Hydrocephalus is one of the most common neurosurgical problems, and for patients suffering from communicating hydrocephalus, cerebrospinal fluid (CSF) shunting is the usual treatment. Although shunting is an effective treatment and one of the most frequently performed neurosurgical procedures, it continues to be associated with risks such as infection and the all too frequent failure. Therefore, any approach that might limit the development of hydrocephalus would be of tremendous benefit to patients and potentially prevent the inevitably numerous shunt revisions performed annually by neurosurgeons. Recently, a promising study by Botfield, et al. found that inhibition of subarachnoid fibrosis was effective in preventing the development of communicating hydrocephalus (Botfield H, Gonzalez AM, Abdulla O, et al. Decorin prevents the development of juvenile communicating hydrocephalus. Brain. 2013; 136: 2842-2858).
Intraventricular hemorrhage in premature infants is a well-known etiology for communicating hydrocephalus. One mechanism by which this may occur is via inflammation resulting from the activation of transforming growth factor-β (TGF-β). This TGF-β activation can lead to up-regulation of factors promoting fibroblast proliferation and, ultimately, subarachnoid fibrosis. In turn, these changes impair CSF egress, resulting in communicating hydrocephalus. Botfield et al. hypothesized that inhibition of TGF-β activity could disrupt this cascade of events leading to subarachnoid fibrosis and thereby prevent the development of hydrocephalus.

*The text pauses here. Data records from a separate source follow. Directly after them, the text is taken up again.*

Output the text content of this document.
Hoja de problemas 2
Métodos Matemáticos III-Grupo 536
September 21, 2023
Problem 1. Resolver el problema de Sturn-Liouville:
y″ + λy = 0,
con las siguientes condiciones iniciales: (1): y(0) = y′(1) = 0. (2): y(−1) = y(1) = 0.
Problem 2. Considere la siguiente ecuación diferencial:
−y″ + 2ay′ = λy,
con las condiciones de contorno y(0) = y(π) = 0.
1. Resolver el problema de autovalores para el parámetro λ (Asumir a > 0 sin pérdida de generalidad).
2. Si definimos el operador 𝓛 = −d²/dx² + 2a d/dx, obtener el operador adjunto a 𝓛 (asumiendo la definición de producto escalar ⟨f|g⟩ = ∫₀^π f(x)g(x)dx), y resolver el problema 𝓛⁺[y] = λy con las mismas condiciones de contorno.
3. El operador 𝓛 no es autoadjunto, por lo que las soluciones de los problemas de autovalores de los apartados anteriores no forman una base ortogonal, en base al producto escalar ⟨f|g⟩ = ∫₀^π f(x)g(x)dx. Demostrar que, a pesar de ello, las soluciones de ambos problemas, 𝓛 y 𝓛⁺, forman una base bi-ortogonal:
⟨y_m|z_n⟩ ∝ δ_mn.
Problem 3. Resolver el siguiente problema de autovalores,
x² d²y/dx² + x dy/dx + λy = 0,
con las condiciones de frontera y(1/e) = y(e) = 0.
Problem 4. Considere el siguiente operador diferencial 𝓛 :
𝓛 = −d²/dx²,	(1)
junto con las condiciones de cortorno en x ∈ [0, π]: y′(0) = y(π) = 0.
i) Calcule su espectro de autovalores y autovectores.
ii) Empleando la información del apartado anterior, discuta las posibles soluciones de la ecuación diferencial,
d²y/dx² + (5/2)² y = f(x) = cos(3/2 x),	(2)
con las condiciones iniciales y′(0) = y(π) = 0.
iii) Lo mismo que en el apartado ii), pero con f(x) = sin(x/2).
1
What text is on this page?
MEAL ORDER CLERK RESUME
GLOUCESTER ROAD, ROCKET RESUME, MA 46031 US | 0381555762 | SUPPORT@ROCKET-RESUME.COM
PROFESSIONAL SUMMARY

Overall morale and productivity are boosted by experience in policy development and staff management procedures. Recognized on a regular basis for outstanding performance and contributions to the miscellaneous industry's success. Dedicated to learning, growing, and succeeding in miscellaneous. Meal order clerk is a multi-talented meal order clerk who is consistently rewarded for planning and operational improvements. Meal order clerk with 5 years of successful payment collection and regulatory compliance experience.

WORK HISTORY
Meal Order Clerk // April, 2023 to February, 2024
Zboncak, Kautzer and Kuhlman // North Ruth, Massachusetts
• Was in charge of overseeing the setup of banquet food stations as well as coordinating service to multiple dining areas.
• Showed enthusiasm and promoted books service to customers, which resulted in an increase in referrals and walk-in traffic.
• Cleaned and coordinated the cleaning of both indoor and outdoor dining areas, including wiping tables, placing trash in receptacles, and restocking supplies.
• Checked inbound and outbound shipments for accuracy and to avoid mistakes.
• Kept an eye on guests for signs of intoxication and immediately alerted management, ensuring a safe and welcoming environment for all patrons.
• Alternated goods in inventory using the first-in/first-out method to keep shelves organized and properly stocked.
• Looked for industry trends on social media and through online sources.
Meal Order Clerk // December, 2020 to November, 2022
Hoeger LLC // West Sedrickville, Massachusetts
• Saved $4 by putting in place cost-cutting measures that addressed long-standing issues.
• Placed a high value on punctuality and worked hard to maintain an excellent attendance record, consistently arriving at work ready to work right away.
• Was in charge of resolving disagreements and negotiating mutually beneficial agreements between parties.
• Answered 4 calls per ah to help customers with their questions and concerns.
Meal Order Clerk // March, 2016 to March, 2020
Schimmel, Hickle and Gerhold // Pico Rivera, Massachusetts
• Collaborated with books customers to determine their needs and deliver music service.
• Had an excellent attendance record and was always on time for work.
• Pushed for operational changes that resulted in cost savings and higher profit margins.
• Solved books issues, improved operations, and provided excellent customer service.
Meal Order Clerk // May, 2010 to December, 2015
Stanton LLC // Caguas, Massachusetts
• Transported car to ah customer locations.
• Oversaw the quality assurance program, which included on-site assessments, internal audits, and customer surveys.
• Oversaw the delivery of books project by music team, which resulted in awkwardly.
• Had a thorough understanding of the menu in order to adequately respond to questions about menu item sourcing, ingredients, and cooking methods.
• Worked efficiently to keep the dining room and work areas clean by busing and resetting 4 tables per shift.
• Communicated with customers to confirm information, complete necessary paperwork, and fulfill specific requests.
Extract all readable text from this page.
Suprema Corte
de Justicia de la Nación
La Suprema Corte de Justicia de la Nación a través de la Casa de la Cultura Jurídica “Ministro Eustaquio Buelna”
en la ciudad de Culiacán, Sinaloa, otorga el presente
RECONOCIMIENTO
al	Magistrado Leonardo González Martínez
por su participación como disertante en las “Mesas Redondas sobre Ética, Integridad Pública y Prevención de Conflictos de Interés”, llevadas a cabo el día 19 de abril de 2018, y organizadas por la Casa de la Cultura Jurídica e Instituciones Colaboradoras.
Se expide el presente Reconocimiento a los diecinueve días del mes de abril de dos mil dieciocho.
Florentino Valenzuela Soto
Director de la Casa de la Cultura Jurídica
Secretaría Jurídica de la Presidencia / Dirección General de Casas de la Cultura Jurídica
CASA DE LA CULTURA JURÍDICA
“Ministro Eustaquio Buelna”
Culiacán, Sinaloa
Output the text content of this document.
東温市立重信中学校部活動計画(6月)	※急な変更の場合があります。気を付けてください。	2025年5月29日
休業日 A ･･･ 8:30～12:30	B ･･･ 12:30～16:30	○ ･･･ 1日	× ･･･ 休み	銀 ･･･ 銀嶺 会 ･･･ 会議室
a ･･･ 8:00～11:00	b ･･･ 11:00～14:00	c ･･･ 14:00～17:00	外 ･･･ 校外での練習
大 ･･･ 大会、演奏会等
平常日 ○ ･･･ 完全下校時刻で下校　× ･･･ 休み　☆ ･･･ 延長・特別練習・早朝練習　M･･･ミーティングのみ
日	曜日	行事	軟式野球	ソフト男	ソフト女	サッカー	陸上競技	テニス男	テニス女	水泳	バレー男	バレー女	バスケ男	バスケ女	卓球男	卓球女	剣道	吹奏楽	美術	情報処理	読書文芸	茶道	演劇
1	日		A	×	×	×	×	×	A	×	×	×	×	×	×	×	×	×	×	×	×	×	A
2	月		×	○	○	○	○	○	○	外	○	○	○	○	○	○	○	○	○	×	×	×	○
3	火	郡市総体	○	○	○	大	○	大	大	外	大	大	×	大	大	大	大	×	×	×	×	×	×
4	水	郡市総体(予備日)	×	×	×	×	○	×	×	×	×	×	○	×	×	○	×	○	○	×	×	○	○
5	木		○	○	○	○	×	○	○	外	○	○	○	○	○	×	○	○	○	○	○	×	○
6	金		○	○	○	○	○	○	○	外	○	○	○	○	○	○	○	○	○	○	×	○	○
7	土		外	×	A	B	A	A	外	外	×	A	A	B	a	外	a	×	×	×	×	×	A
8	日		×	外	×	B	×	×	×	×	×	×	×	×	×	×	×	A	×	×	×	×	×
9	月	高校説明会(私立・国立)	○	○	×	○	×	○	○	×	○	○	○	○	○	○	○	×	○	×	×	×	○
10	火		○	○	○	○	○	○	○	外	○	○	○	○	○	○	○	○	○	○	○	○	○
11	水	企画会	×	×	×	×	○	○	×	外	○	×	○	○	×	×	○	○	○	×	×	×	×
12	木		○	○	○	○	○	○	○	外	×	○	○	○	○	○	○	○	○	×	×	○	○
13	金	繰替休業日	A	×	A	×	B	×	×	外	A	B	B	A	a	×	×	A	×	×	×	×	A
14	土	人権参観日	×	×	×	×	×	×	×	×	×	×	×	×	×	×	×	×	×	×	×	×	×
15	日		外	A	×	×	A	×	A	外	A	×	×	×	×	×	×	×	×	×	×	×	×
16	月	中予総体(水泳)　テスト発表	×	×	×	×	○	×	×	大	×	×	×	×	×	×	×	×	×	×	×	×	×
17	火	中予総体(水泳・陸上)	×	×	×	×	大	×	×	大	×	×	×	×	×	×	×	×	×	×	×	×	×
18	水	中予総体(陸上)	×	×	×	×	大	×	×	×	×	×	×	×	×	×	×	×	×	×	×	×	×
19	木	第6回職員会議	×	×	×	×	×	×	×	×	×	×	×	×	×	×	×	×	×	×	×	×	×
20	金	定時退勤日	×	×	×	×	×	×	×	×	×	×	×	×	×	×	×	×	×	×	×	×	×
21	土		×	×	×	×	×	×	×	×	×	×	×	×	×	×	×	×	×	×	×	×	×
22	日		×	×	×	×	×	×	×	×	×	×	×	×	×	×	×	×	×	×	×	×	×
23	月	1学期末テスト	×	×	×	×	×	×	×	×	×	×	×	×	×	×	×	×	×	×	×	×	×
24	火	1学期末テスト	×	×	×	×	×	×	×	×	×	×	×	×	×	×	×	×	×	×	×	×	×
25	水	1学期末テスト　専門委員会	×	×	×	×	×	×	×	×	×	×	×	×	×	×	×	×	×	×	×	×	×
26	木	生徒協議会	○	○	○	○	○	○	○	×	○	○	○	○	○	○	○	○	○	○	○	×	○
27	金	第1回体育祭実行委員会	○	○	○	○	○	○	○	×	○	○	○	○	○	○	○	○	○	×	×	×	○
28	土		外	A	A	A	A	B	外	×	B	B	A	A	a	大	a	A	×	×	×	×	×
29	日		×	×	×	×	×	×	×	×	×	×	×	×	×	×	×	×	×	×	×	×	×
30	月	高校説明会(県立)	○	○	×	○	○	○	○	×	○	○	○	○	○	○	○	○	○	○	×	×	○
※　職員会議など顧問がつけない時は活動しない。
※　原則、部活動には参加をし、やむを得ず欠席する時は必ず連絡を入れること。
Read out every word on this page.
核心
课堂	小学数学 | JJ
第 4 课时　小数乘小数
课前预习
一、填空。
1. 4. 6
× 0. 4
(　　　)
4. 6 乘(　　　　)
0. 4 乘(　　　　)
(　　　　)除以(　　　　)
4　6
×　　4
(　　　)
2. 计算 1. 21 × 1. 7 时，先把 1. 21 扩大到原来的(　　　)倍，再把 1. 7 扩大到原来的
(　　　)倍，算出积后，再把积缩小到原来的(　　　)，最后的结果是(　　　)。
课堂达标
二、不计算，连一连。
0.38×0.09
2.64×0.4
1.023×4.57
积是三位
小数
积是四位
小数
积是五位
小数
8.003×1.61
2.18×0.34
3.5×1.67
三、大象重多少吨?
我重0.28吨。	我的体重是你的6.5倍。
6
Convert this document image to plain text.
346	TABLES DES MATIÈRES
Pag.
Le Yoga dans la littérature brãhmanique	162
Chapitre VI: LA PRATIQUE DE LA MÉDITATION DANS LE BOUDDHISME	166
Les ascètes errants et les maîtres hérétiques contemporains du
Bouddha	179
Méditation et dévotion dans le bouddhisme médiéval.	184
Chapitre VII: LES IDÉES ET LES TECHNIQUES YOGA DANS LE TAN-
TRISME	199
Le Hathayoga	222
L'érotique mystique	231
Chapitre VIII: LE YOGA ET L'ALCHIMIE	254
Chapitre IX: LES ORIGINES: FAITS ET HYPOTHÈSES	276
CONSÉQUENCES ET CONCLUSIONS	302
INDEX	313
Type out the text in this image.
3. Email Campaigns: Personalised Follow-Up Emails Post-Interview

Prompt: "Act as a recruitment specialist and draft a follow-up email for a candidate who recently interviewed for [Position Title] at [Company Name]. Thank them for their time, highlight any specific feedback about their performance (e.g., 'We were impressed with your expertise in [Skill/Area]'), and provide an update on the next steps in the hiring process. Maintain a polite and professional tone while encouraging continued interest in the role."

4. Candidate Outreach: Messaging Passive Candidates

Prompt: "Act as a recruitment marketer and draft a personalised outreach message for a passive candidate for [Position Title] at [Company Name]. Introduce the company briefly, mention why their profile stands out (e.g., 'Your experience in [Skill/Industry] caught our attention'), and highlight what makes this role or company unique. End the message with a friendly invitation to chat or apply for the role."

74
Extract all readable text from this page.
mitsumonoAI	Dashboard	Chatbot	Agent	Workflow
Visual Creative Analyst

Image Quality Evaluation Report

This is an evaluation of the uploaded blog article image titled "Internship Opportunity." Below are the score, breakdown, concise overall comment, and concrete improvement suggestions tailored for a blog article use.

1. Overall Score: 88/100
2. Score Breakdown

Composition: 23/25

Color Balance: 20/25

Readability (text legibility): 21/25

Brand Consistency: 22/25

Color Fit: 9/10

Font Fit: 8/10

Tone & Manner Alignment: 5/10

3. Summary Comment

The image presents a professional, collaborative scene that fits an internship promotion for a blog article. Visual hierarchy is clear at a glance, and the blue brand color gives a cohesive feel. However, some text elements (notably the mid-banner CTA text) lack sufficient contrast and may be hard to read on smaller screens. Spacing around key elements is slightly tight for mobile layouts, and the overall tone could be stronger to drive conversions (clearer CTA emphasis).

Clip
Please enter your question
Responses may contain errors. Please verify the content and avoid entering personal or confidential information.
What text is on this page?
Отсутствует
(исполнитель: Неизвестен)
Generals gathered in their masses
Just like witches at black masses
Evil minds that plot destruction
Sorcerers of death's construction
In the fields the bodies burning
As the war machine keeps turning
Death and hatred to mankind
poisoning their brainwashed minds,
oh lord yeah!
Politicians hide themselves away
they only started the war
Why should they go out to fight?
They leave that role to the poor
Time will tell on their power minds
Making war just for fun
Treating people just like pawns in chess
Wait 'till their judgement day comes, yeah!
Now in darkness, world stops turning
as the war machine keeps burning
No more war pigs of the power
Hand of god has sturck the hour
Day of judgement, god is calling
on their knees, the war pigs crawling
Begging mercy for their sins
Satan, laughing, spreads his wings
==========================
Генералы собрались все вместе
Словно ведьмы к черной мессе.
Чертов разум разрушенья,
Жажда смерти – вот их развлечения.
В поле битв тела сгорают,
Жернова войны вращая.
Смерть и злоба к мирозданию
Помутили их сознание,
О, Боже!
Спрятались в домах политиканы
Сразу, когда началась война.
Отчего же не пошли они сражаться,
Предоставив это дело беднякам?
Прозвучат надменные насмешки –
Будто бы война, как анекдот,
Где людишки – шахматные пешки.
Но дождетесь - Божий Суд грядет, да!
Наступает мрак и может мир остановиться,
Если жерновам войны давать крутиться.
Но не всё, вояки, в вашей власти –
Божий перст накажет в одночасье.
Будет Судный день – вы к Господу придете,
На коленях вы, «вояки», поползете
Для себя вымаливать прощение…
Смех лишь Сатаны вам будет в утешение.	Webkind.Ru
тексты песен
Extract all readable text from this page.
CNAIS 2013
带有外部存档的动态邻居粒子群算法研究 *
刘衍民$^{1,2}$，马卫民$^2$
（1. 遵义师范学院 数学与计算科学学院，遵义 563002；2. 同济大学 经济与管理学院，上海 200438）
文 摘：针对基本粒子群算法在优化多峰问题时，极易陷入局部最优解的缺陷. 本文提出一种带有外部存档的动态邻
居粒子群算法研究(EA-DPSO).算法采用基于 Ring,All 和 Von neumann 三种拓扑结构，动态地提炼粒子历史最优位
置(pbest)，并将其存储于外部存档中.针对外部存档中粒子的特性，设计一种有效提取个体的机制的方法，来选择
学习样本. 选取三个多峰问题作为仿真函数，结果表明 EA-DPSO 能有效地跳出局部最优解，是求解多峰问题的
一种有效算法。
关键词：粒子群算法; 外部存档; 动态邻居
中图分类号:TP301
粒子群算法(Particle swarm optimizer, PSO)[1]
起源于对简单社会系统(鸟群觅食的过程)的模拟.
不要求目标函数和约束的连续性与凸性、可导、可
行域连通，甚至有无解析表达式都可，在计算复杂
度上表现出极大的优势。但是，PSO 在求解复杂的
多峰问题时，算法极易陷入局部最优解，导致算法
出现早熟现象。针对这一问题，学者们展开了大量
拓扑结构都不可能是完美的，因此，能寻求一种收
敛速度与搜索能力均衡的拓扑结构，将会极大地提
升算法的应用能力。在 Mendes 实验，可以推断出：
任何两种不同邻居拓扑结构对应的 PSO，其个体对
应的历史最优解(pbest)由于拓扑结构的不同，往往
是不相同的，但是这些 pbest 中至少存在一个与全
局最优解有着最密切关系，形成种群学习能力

Decorin is a naturally occurring proteoglycan that, amongst other functions, is known to inhibit TGF-β activity. To test their hypothesis, these investigators induced communicating hydrocephalus in juvenile rodents. Using a promising model, kaolin, an aluminum silicate substance, was injected into the basal cisterns. Decorin was then continuously infused for 14 days into the lateral ventricles of a subset of the rodents. Immunohistochemical testing demonstrated that decorin infusion inhibited the TGF-β pathway. Specifically, rodents treated with decorin showed decreased TGF-β staining in the ependyma of the ventricles. Downstream signaling induced by TGF-β was also suppressed, as evidenced by decreased intensity of ependymal phosphorylated Smad2/3 protein staining. This inhibition of the TGF-β was shown to be associated with decreased accumulation of neutrophils, macrophages, and eosinophils in the subarachnoid space, when compared to untreated rodents. These events seemed to be associated with decreased subarachnoid fibrosis, as the decorin group demonstrated meaningfully less laminin and fibronectin deposition in the extracellular matrix. In addition, there was less reactive gliosis in the corpus callosum and periventricular white matter, as demonstrated by decreased levels of GFAP immunostaining. Most importantly, Botfield et al. noted that decorin-mediated inhibition of TGF-β also prevented the development of ventriculomegaly. Conversely, in the absence of decorin treatment, significant ventriculomegaly was triggered by the kaolin injection.
Taken together, this study by Botfield et al. has important implications for the continued study and treatment of hydrocephalus. First, these researchers confirmed the robustness of this useful model of communicating hydrocephalus by powerfully demonstrating that activation of a TGF-β-mediated cascade resulted in the development of both the characteristic cellular and radiographic changes associated with this condition. Moreover, they established that there are potential ways for inhibiting critical inflammatory pathways that can potentially prevent the development of hydrocephalus. Although further research needs to be done to determine the applicability of this animal model to humans, this study offers hope that there will be non-surgical treatments to prevent the development of this common and often devastating neurosurgical disease.